El informe anual de China Yangtze Power permite concretar esa realidad: en 2025, el 36,1 % de la electricidad que vertió a la red se comercializó mediante operaciones de mercado. El dato resulta revelador precisamente por tratarse de la empresa que opera Tres Gargantas y Gezhouba, entre otras centrales. No toda su producción se vende bajo ese régimen, pero una parte significativa sí lo hace. La propiedad estatal, por tanto, no equivale a una gestión ajena a las señales económicas.
Esa participación tampoco significa que las centrales operen exclusivamente según el precio. La disponibilidad de agua, la seguridad y las condiciones de la red imponen límites. La oferta y la demanda conviven con obligaciones que ninguna decisión comercial puede ignorar. Ahí aparece de nuevo la coordinación: conseguir que los objetivos públicos, las necesidades del sistema y los incentivos empresariales puedan funcionar juntos. Esa convivencia fue una de las lecciones más claras del viaje.
Las reformas recientes muestran que el equilibrio sigue ajustándose. Las directrices de febrero de 2026 prevén establecer básicamente un mercado eléctrico nacional unificado en 2030 y completarlo en 2035, conectando los intercambios comerciales con la planificación energética. El plan eléctrico divulgado en agosto de 2026 añade el objetivo de que las fuentes no fósiles aporten el 50 % de la generación en 2030, apoyándose también en redes más coordinadas, flexibilidad y reformas de mercado. Son objetivos pendientes, y su formulación recuerda que China también tiene dificultades de integración que resolver.
Lo que aquellos quince días pusieron a prueba fue, en definitiva, la idea de hasta dónde llega el mercado dentro de un sistema con una dirección estatal tan fuerte. Su presencia era conocida; su alcance en estas infraestructuras resultó más sorprendente. Comprender esa relación permitió mirar la planificación china con mayor precisión: su capacidad de desarrollo también depende de cómo organiza el espacio en el que las empresas toman decisiones.

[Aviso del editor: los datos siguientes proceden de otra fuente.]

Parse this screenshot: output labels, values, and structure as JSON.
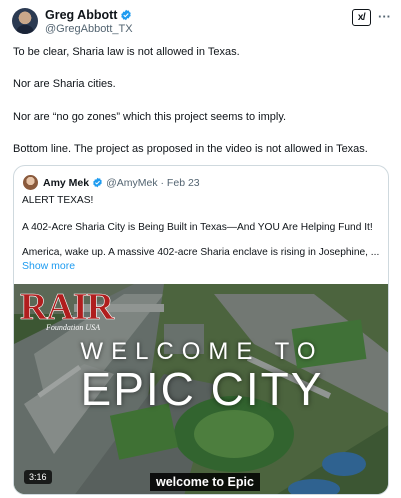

La pregunta que me traje sobre España
La tercera reflexión ya no se refería solo a China. Al volver sobre esa capacidad de conectar actores y sostener proyectos, empecé a pensar con más insistencia en España. Me cuesta aceptar que tantas dificultades de coordinación se traten como algo inevitable. Podemos discutir una tecnología durante años y dedicar menos atención a cómo conseguir que los responsables de hacerla posible trabajen con información y tiempos compatibles.
Hay un ejemplo que resume bien mi inquietud. El 4 de marzo de 2026, el MITECO abrió una consulta para unificar la tramitación de centrales hidráulicas reversibles. El diagnóstico advertía de que un proyecto podía obtener la concesión de aguas y otro distinto el acceso a la red, haciendo imposible materializarlo. Cada procedimiento podía avanzar, mientras el proyecto en su conjunto quedaba bloqueado. Esa desconexión me parece difícil de justificar.
Después de este viaje, me interesa menos discutir quién tiene más capacidad de mandar y más preguntarme quién se responsabiliza de que las piezas encajen. La crítica a España que me llevo de China tiene ese sentido: necesitamos detectar antes las incompatibilidades, compartir información y mantener una dirección cuando un proyecto cumple las condiciones. La coordinación también es una capacidad que hay que construir.
Tras quince días, el balance del viaje no fue un catálogo de obras admirables. La planificación salió reforzada como explicación, pero acompañada de actores que antes recibían menos atención. El mercado ganó un espacio que los tópicos le niegan. Y España apareció bajo una pregunta incómoda: cuánto de lo que no consigue hacer depende de no saber coordinar lo que ya tiene.
Bastaron quince días en China para descubrir cuánto quedaba por entender.